Una espada brilló como un relámpago por encima de las cajas y barriles en llamas que había encima de las cabrias, cortando una cuerda, y junto con el traqueteo de un guinche que se había vuelto loco, la ígnea carga se desplomó en el suelo.

—¡Fuera! —gritaba Florin haciendo señas con los brazos a los Dragones Púrpura que venían a la carga—. ¡Fuego!

Todavía seguía gritando cuando el estrépito lo sacudió lanzándolo despedido y el almacén se desplomó. Lenguas de fuego pasaron a su lado lanzando sobre sus compañeros a hombres en llamas que gritaban.

Los Dragones Púrpura lanzaban juramentos de lo más variados, los Magos de Guerra se protegían los ojos con los brazos, y por encima del estruendo se oyeron los cuernos de guerra dando la señal de incendio. Una, dos, tres veces, ya a continuación el bramido de Tenaz imponiéndose al tumulto.

—¡Magos de Guerra, sofocad ese fuego! ¡Capitanes de la guardia, traed a todos los sacerdotes que podáis encontrar! ¡Hay que extinguir ese incendio!

Mientras los Espadas se reunían en torno a él, Florin se encontró cara a cara con un Dragón al que conocía: el capitán Nelvorr.

—Señor Espada —el capitán dio un respingo—, apartad el acero. Los que perseguimos están en ese almacén. —Describió un círculo con el brazo—. Lo tenemos rodeado hasta el otro lado y nadie ha intentado salir por allí todavía. Si lo hacen, morirán.

Florin miró al interior. El lugar era un infierno nada más cruzar la puerta, y por la pared frontal se filtraban el humo y unas lenguas de fuego que ascendían rápidamente al prenderse las líneas de alquitrán que se habían usado para sellar las junturas de los tablones. Sin embargo, a uno y otro lado de la puerta, el almacén parecía intacto. Ni siquiera salía humo de las ventanas cerradas con celosías.

—¿Hay algún sótano? ¿Túneles? —preguntó con brusquedad.

—No —respondió una voz detrás de él, una voz que había oído antes—. Al menos —añadió la señora regente de Arabel, con una varita preparada en la mano—, se supone que no, y mis recaudadores de impuestos llevan muy bien la cuenta de todas esas cosas.

—Voy a entrar —le dijo Florin cuando un Mago de Guerra acabó un complicado conjuro y el fuego remitió de forma notoria.
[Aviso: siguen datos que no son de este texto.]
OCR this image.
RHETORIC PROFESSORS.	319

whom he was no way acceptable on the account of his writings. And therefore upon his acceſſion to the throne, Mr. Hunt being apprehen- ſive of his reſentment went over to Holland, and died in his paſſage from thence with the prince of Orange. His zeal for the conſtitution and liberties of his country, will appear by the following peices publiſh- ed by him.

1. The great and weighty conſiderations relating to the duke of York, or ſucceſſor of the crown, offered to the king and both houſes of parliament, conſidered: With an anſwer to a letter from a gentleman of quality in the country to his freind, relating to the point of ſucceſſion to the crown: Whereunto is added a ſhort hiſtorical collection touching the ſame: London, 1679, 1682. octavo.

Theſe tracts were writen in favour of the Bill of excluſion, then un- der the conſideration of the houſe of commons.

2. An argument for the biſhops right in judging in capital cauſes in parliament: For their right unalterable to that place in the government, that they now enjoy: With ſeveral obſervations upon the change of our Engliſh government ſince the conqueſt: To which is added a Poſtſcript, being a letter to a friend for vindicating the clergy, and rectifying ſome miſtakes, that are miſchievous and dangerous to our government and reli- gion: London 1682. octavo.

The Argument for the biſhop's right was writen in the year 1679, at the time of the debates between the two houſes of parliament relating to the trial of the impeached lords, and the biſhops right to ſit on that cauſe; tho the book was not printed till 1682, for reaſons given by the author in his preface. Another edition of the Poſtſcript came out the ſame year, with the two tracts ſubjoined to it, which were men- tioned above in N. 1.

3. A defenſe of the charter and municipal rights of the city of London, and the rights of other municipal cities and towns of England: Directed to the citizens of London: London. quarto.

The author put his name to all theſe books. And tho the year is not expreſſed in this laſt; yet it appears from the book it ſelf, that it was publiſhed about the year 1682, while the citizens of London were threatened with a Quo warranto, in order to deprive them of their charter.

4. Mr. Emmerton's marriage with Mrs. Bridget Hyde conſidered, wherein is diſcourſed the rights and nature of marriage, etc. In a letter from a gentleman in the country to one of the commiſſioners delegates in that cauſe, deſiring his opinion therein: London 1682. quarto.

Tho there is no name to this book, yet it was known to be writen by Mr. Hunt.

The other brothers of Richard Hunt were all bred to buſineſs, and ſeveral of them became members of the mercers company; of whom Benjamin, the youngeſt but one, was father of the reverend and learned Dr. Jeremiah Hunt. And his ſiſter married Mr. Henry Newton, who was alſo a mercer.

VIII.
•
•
—No me sorprende —replicó ella con una media sonrisa alentándolo con un gesto de la mano. Florin la saludó con una sonrisa y una inclinación de cabeza, y salió corriendo, con los Espadas pisándole los talones.

El humo les salió al encuentro, espeso y denso, cuando Florin entró pegado al poste oriental de la puerta y abrió el camino, espada en mano y manteniéndose agachado.

Entre la penumbra azulada que empezaba disiparse, los Espadas se dieron prisa, mirando en todas direcciones con la esperanza de ver las temidas ballestas antes de que un virote los encontrara a ellos.

El lugar era un laberinto de plantas abiertas por los laterales, pilares con soportes de escalada y sacos, barriles y cajones sujetos con cuerdas. Había rampas por todas partes, y telarañas, y las cadenas de las cabrias que colgaban inmóviles.

Brillaron los faroles muy por detrás de ellos cuando los Dragones Púrpura entraron en el almacén. Ahora las luces movedizas de las llamas habían desaparecido, dejándolos por toda iluminación la débil luz de unas cuantas piedras luminosas situadas en lo alto de las paredes en sus soportes de hierro llenos de telarañas.

Avanzaron hasta otro pilar.

Y luego otro. Cada paso era más cauto que el anterior; pronto llegarían al fondo del almacén. Si los hombres a los que buscaban no estaban en el otro extremo —y, por el sentido en el que corrían las pasarelas que había en las vigas del techo y donde Florin había visto aquella espada cortando las cuerdas de izar, no era probable— tenían que estar por aquí.

Cerca.

Esperando.

Por supuesto, este era el nivel más bajo; podían estar en cualquier parte detrás de los sacos, en todos aquellos pisos oscuros, abiertos por los lados.

—Me pregunto cuántos almacenes como este tendrá esta ciudad —le dijo Semoor a Pennae en un susurro—. Me da la impresión de que se podrían robar mercancías a carretadas durante años y no echarían nada de menos.

Pennae le dedicó una mirada feroz y luego una sonrisa aún más feroz.

—Más adelante —le dijo al oído—. Ya hablaremos de esto más tarde, santurrón de elevados principios.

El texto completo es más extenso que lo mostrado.